Give the genotype of each of the parents in each of the following. i. A gray, normal male mated with a gray, normal female produce 38 gray normal, 15 gray waltzers, 11 white normal and 4 white waltzers. ii. A gray, normal male mated with a gray, normal female produce 38 gray normal, 15 gray waltzers, 11 white normal and 4 white waltzers. iii. A gray, normal male mated with a white, waltzer female produces 8 normal, 7 gray waltzers, 9 white normal and 6 white waltzers. I would like to check my work :)

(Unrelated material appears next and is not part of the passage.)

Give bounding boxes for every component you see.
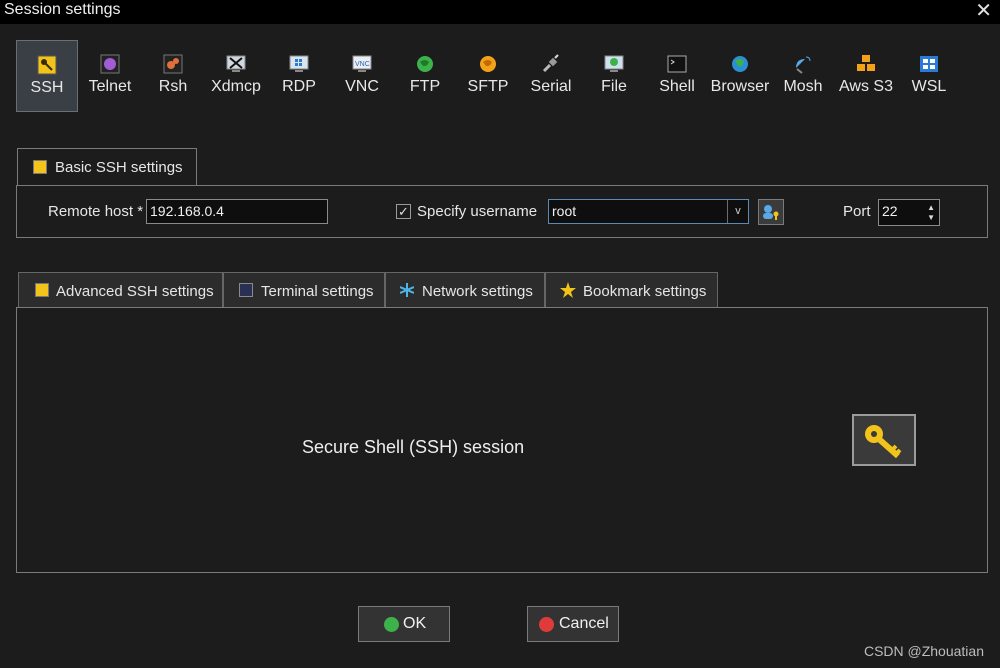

i. GGNn x ggNn ii. GgNn x GnNn iii. GgNn x ggnn
What a wonderful question. Though haven't you posted the same condition (i) and (ii) twice? Parents are the same, offspring at the same in both crosses? You know that 'grey' is dominant to 'white' and that 'normal' is dominant to 'waltzer.' You get this from the first two crosses: in the first two crosses, both parents are grey - yet they have some white offspring. Similarly both parents are 'normal' yet they have some offspring with a different phenotype, waltzer, so they must have alleles for waltzer masked by normal alleles. So I'd say the parent genotypes in (i) and (ii) are both GgNn x GgNn. Taking the very non conventional notation you have adopted of naming alleles for the dominant phenotype instead of the recessive one. ;) The third cross is a test cross - when an unknown individual, the male in this case, is mated with an individual who is entirely recessive. The female in this case. If she had a dominant allele for either color or normal/waltzer, she'd exhibit the dominant phenotype and she doesn't. So she is ggnn. Look at the possibilities for Dad: from his phenotype, he is grey (dominant) and normal (dominant). So he could be either heterozygous or homozygous dominant for both those traits. His possible genotypes are: GGNN GgNN GgNn GGNn You know that some of his offspring are white - so they must get a recessive color allele from Dad to go with their recessive color allele from Mom. So he must he heterozygous for Gg. Similarly, some of his offspring are waltzers, so they must have got that recessive allele from him too. So you know he is Nn. So GgNn x ggnn for the third. Still puzzled about the (i) and (ii) crosses.